Resmen “rol çalıyor” Fenerbahçe!.. Bir kulübün bir futbolcuyla sorunları, havan topuyla dövülen ülke toprağının önüne geçer mi?
Geçiyor işte.
Alex’in basın toplantısı mı, haklarını arayan binlerce Alevi’nin yürüyüşü mü?
“Alex”.
Doğalgaza, elektriğe zam mı yapıldı?
“Alex”.
Alex’in anlattığına göre “dememiş”, ama Sayın Başbakan “Aman gitme” dese haksız mı Alex’e?
O zaman...
“İyi haberler” olmalı sarı lacivert cenahtan. Olmalı ki, bir de onu dert etmeyelim. Esas dertlerimize dönelim.
Oldu nitekim! Mönchengladbach galibiyeti ile Beşiktaş; dünya varmış be arkadaş!
Açıkçası Fenerbahçe “nefes aldığında” memleket “oh” diyor!.. Bu ülkeye bir de “Fenerbahçe problemi” fazla geliyor.
Neyse; çoğu gitti azı kaldı.
Alex bir uçağa binse!..
Lakin alışmışız strese... Eşeleyeceğiz, aranacağız.

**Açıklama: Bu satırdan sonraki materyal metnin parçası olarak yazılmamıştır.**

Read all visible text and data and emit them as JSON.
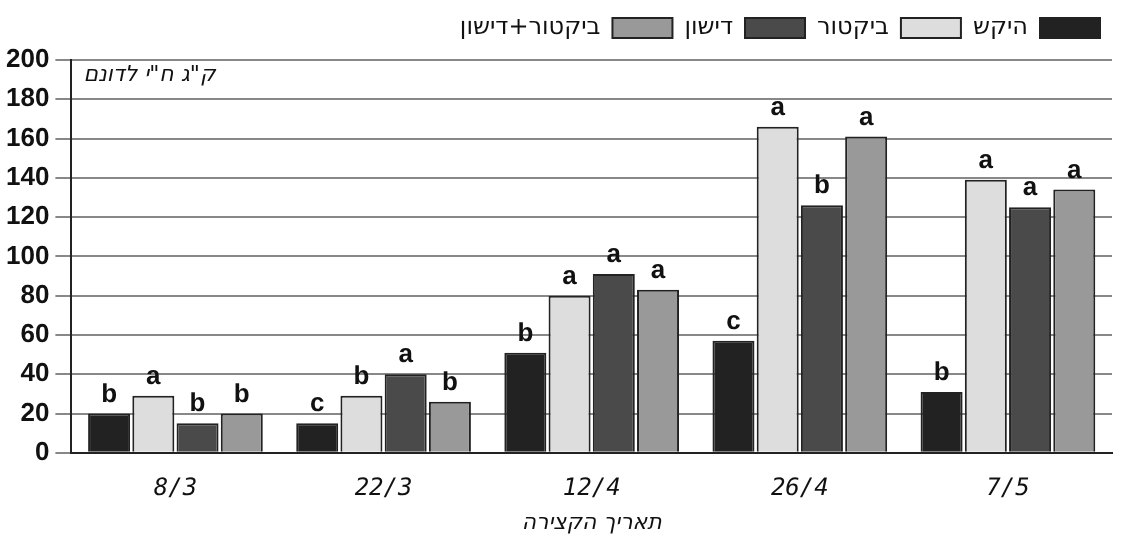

Mesela “Alex varken, Fenerbahçeli futbolcular neden böyle oynamıyorlardı”?
İki yanıtı var:
Birincisi, kumpas kurmuşlar. Aslında suikast yapacaklardı Alex’e, gerek kalmadı.

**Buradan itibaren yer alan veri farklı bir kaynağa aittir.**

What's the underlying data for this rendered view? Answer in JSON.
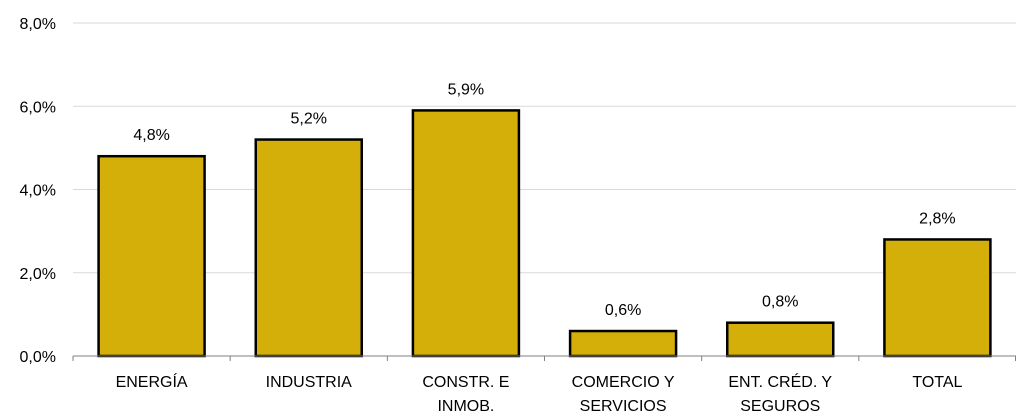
{
  "chart_data": {
    "type": "bar",
    "title": "",
    "xlabel": "",
    "ylabel": "",
    "categories": [
      [
        "ENERGÍA"
      ],
      [
        "INDUSTRIA"
      ],
      [
        "CONSTR. E",
        "INMOB."
      ],
      [
        "COMERCIO Y",
        "SERVICIOS"
      ],
      [
        "ENT. CRÉD. Y",
        "SEGUROS"
      ],
      [
        "TOTAL"
      ]
    ],
    "values": [
      4.8,
      5.2,
      5.9,
      0.6,
      0.8,
      2.8
    ],
    "value_labels": [
      "4,8%",
      "5,2%",
      "5,9%",
      "0,6%",
      "0,8%",
      "2,8%"
    ],
    "yticks": [
      0,
      2,
      4,
      6,
      8
    ],
    "ytick_labels": [
      "0,0%",
      "2,0%",
      "4,0%",
      "6,0%",
      "8,0%"
    ],
    "ylim": [
      0,
      8
    ],
    "grid": true,
    "bar_color": "#D4AF0A",
    "bar_outline": "#000000"
  }
}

İkincisi ve doğrusu, Aykut Kocaman haklıymış... Alex’siz Fenerbahçe daha verimli bir bahçe.
Yoksa “Azizsilin” mi devreye girmiş?
Yahu Azizsilin ne ki?..
Dr. Frankenştayn gibi kesip biçip tekrar dikiyor yıllardır Aziz Yıldırım.
Bir gün içinde takımın yıldızını kovmuş ve geri almış mesela.
Hep antrenmanda, soyunma odasında.
Hatta ailece oradalar. Kardeşiyle birlikte.
Dün de yapıyordu, bugün de yapıyor, yarın yine yapacaklar.
Azizsilin işe yarasa, Alex’li Fenerbahçe’ye de iyi gelirdi değil mi?
Peki, ilk 18’e bile giremeyen Baroni, eski hali mumla aranan Gökhan ne oldu da düzeldi?..
Almanya’dan cuma sabahı dönen takım, pazar günü Beşiktaş karşısında “yorgunluk” bahanesine sığınmayı bir yana koyun, nasıl oldu da koşu ve pas rekorları kırdı?
Çok basit...
Gönderirken tamponuna teneke bağlanan Alex’in durumu futbolcularda “Bir gün bu vefasızlık bizim de başımıza gelecek” duygusu yarattı tabi... Ama uzun vadede.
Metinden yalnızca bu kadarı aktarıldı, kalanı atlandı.